My current IT experience is 12+ years and have been working all the while in IT. I have 6 years of project management experience. One of the IT companies in HK is offering me 470,000 HKD per year. I am yet to get the breakdown of the salary.

I need advice on the following:
1. Is this salary comparable to the market rate for IT PM of equivalent experience?

2. Is this payment being offered enough considering the expenses in Hong Kong? I do not prefer to live lavishly. I will be staying alone.

3. What are the mandatory monthly expenses? e.g taxes on income, council taxes etc...

4. What are the commonly used mode of transport used? What could be the average expense?

5. What could be the monthly expense of house rent (medium end), groceries etc..?


----------



## HKG3 (Jan 11, 2015)

Housing can be very expensive in Hong Kong. The OP will need to see whether a housing allowance is being paid on top of the salary. 

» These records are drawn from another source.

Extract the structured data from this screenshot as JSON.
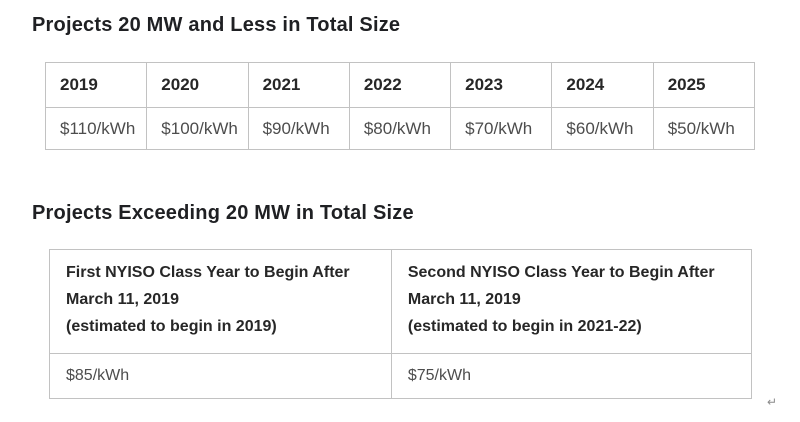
{
  "small_projects": {
    "title": "Projects 20 MW and Less in Total Size",
    "years": [
      "2019",
      "2020",
      "2021",
      "2022",
      "2023",
      "2024",
      "2025"
    ],
    "prices": [
      "$110/kWh",
      "$100/kWh",
      "$90/kWh",
      "$80/kWh",
      "$70/kWh",
      "$60/kWh",
      "$50/kWh"
    ]
  },
  "large_projects": {
    "title": "Projects Exceeding 20 MW in Total Size",
    "columns": [
      {
        "heading": "First NYISO Class Year to Begin After March 11, 2019",
        "note": "(estimated to begin in 2019)",
        "price": "$85/kWh"
      },
      {
        "heading": "Second NYISO Class Year to Begin After March 11, 2019",
        "note": "(estimated to begin in 2021-22)",
        "price": "$75/kWh"
      }
    ]
  },
  "misc": {
    "return_mark": "↵"
  },
  "colors": {
    "title_text": "#1f2023",
    "header_text": "#272727",
    "value_text": "#4d4d4d",
    "table_border": "#c2c2c2",
    "background": "#ffffff"
  }
}
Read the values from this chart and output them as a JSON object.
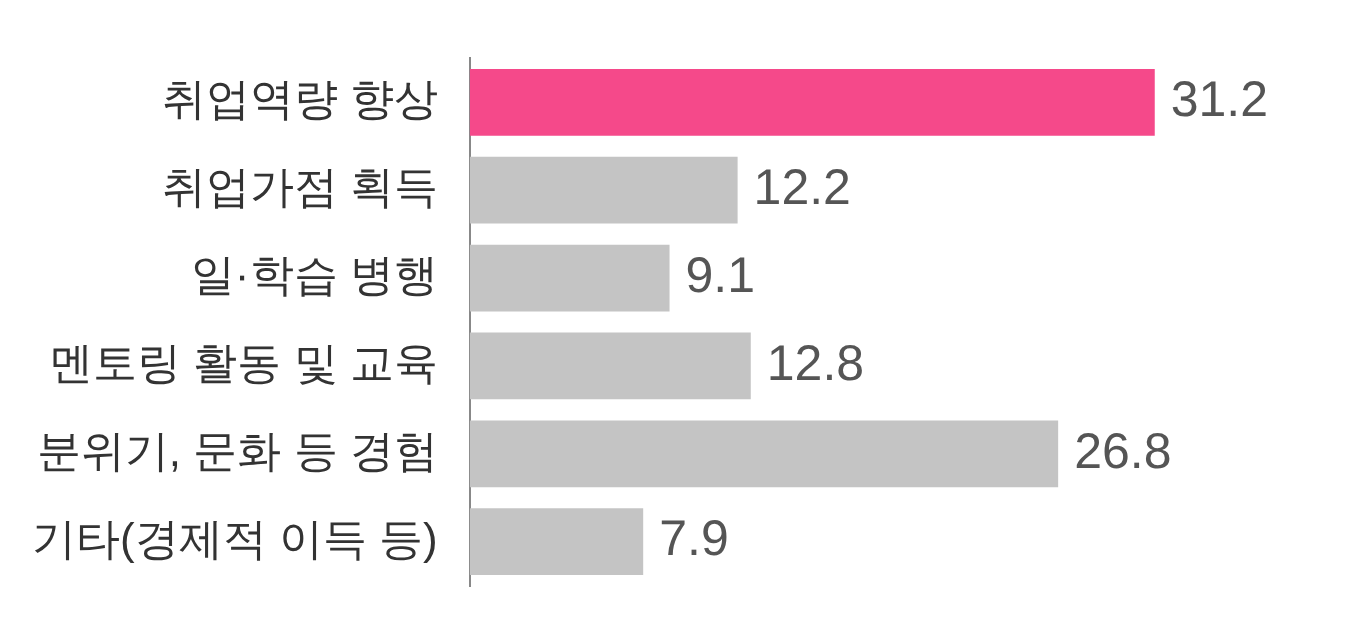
{
  "chart_data": {
    "type": "bar",
    "orientation": "horizontal",
    "categories": [
      "취업역량 향상",
      "취업가점 획득",
      "일·학습 병행",
      "멘토링 활동 및 교육",
      "분위기, 문화 등 경험",
      "기타(경제적 이득 등)"
    ],
    "values": [
      31.2,
      12.2,
      9.1,
      12.8,
      26.8,
      7.9
    ],
    "colors": [
      "#f5498a",
      "#c4c4c4",
      "#c4c4c4",
      "#c4c4c4",
      "#c4c4c4",
      "#c4c4c4"
    ],
    "data_labels": true
  }
}
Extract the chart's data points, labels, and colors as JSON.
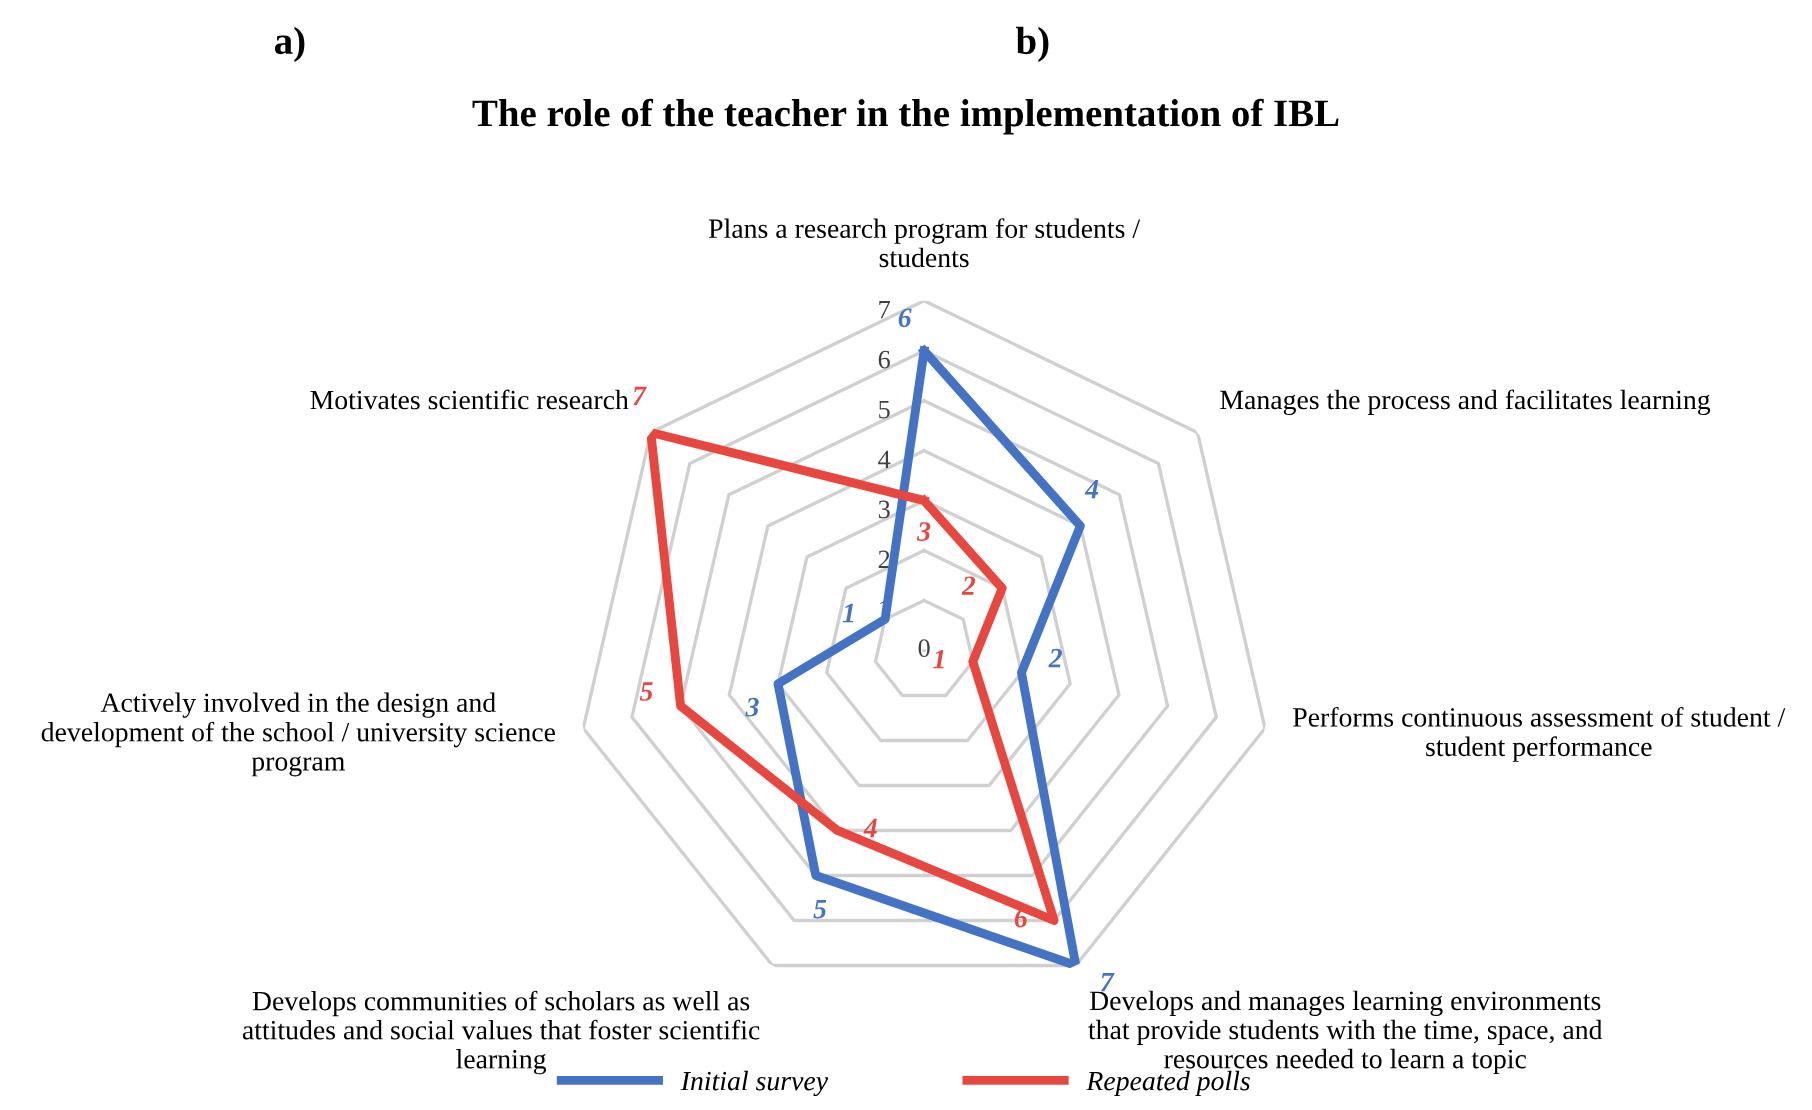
{
  "chart_data": {
    "type": "radar",
    "title": "The role of the teacher in the implementation of IBL",
    "annotations": [
      "a)",
      "b)"
    ],
    "categories": [
      "Plans a research program for students /\nstudents",
      "Manages the process and facilitates learning",
      "Performs continuous assessment of student /\nstudent performance",
      "Develops and manages learning environments\nthat provide students with the time, space, and\nresources needed to learn a topic",
      "Develops communities of scholars as well as\nattitudes and social values that foster scientific\nlearning",
      "Actively involved in the design and\ndevelopment of the school / university science\nprogram",
      "Motivates scientific research"
    ],
    "series": [
      {
        "name": "Initial survey",
        "color": "#4472c4",
        "values": [
          6,
          4,
          2,
          7,
          5,
          3,
          1
        ]
      },
      {
        "name": "Repeated polls",
        "color": "#e8473f",
        "values": [
          3,
          2,
          1,
          6,
          4,
          5,
          7
        ]
      }
    ],
    "ylim": [
      0,
      7
    ],
    "yticks": [
      0,
      1,
      2,
      3,
      4,
      5,
      6,
      7
    ],
    "grid": true,
    "legend": "bottom",
    "data_labels": true,
    "marker": "none",
    "line_style": "solid"
  }
}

Tax - see link below for a Hong Kong tax calculator - 

Hong Kong Tax Calculator 2012 | Estimate Your HK Taxes Online | GuideMeHongKong

In Hong Kong most workers need to pay into a Mandatory Provident Fund (MPF) - a private pension scheme for each individual worker. 

Contributions


----------



## devhk (Dec 27, 2013)

nuvo said:


> Hello,
> 
> My current IT experience is 12+ years and have been working all the while in IT. I have 6 years of project management experience. One of the IT companies in HK is offering me 470,000 HKD per year. I am yet to get the breakdown of the salary.
> 
> ...


There are quite a few salary reports published every year which include position/industry wise avg salaries. Google it.


----------